そしてルイサや娘にとっても、フレディの存在が欠かすことの出来ない状況になった頃、ボリビアで軍事クーデターが起きる。フレディにとっても安らぎのひと時であったに違いない時間と空間を投げ捨て、彼はルイサの前から去りボリビアへ向かう。フレディがボリビアへたった後、ルイサの娘が「フレディはいつ来るの?」的なことをルイサに尋ねるシーンは、ちょっと涙しそうになったなぁ・・・。
フレディとゲバラ
フレディはゲバラから“エルネスト・メディコ”という戦士ネームを授かった。何故ゲバラは、一青年であるフレディに“エルネスト”という自分のファーストネームを与えたのか?(あえて託すとは言いません)

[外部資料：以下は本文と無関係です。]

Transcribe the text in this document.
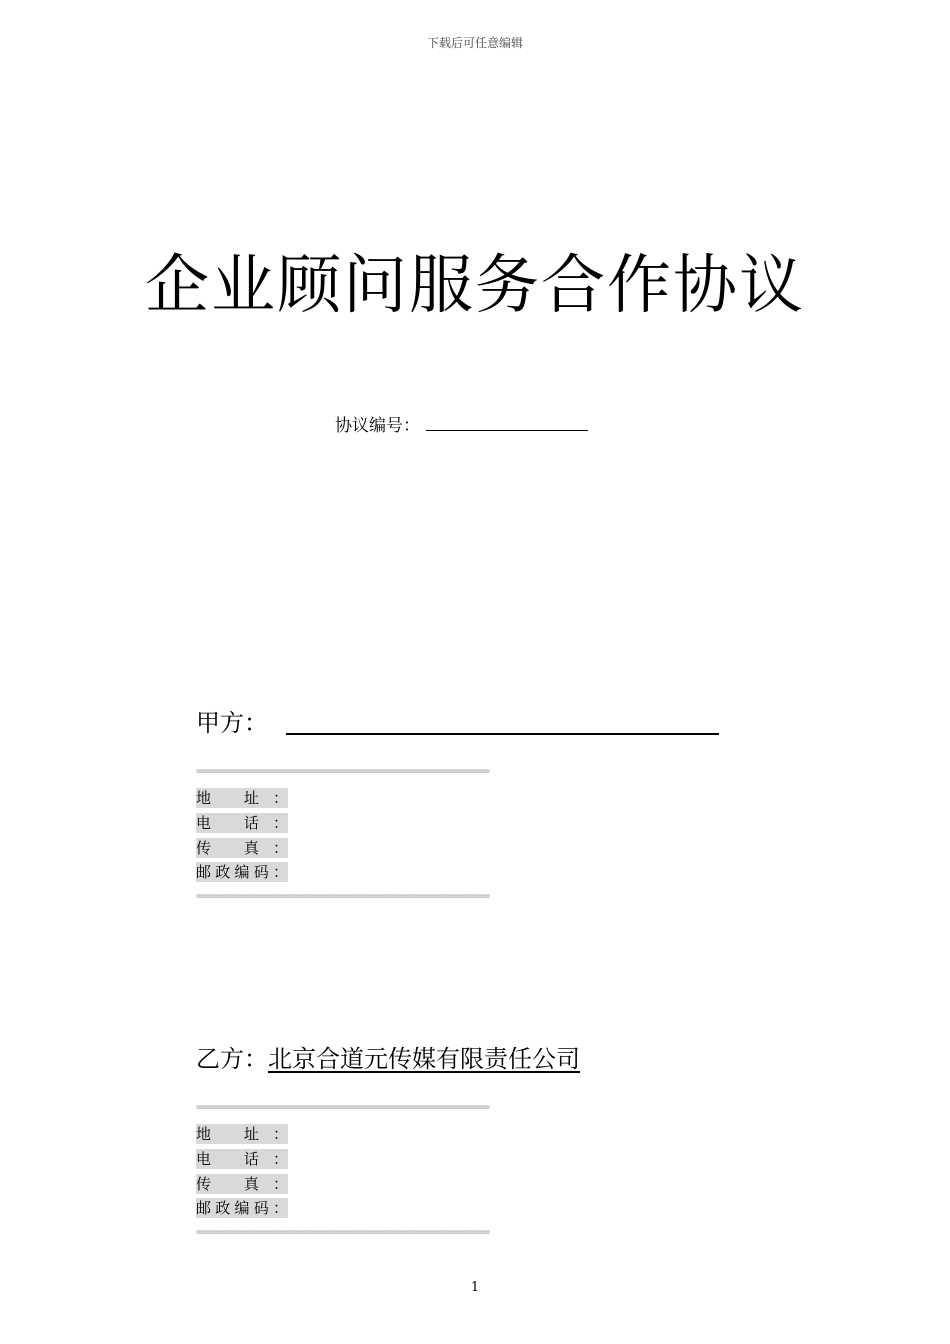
下载后可任意编辑
企业顾问服务合作协议
协议编号：
甲方：
==============================================================
地 址：
电 话：
传 真：
邮政编码：
==============================================================
乙方：北京合道元传媒有限责任公司
==============================================================
地 址：
电 话：
传 真：
邮政编码：
==============================================================
1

本編を見ている限り、フレディとゲバラにさほど深い接点があったようには描かれていない。なのに何故?って思ってしまうのだけど、美談で片づけるならば・・・「彼(フレディ)の人柄や誠実さ正直さなどをゲバラ自身に投影して・・・」などで片づけてもいいのだけど、ちょっと釈然としないところもある。ただ「ゲバラ日記」(ボリビアにおいてゲリラ活動をしていた時にゲバラがつけていた日記)にて、“エル・メディコ”とか“エルネスト・メディコ”という名前で登場しているらしいので、全く目にとめてなかったワケではなさそうですね。またゲバラは医師でもあったので、医学生のフレディに興味を抱いていたのかも?(すべて推測の域を出ません)
ただフレディの立場からしてみれば、“エルネスト”という名前を授かったということに特別な思い入れはあったのかもしれませんね。
フレディ前村とオダギリジョー
フレディ前村を演じる主演のオダギリジョーは、劇中全編にてセリフはスペイン語だ。演技はもちろんのこと言葉の準備に関しても想像を絶する苦労があったと察することが出来るが、インタビューにおいて彼はその苦労を強調することはなく、「台本のスペイン語訳ができた時から、なるべく時間を多くとるようにはしていました。」くらいに留めている。
またオダギリが演じるフレディはとても自然な感じがして、観ている僕らの中に「スーッ」と入ってくる。「フレディを演じるにあたって、何が重要なポイントなのか、キーワードは何なのか、逃さないように注意しながら演じたつもりです。」とオダギリが答えているように、自分なりにフレディを昇華して演じた結果なのかも。
オダギリにとって「エルネスト」は役者人生における記念碑的作品になったようで「今の日本映画には珍しいタイプの作品。このような企画に手を挙げる人は少ないだろうし、リスクを負う挑戦的な映画だと思って参加しました。10年後を考えた時、このような作品を製作する余裕があるかどうかは『エルネスト』が出す答えによると思う。観客の皆さんの力をお借りすることが『エルネスト』のような作品が死なない唯一の道だと思うので、ぜひ宣伝をしていただきたいです」と熱弁した。
確かに日本の映画としては異質だけど素晴らしい映画でした。海外での映画祭や賞、そして年明けの日本アカデミー賞で、この作品は認められるのか?楽しみでもあります。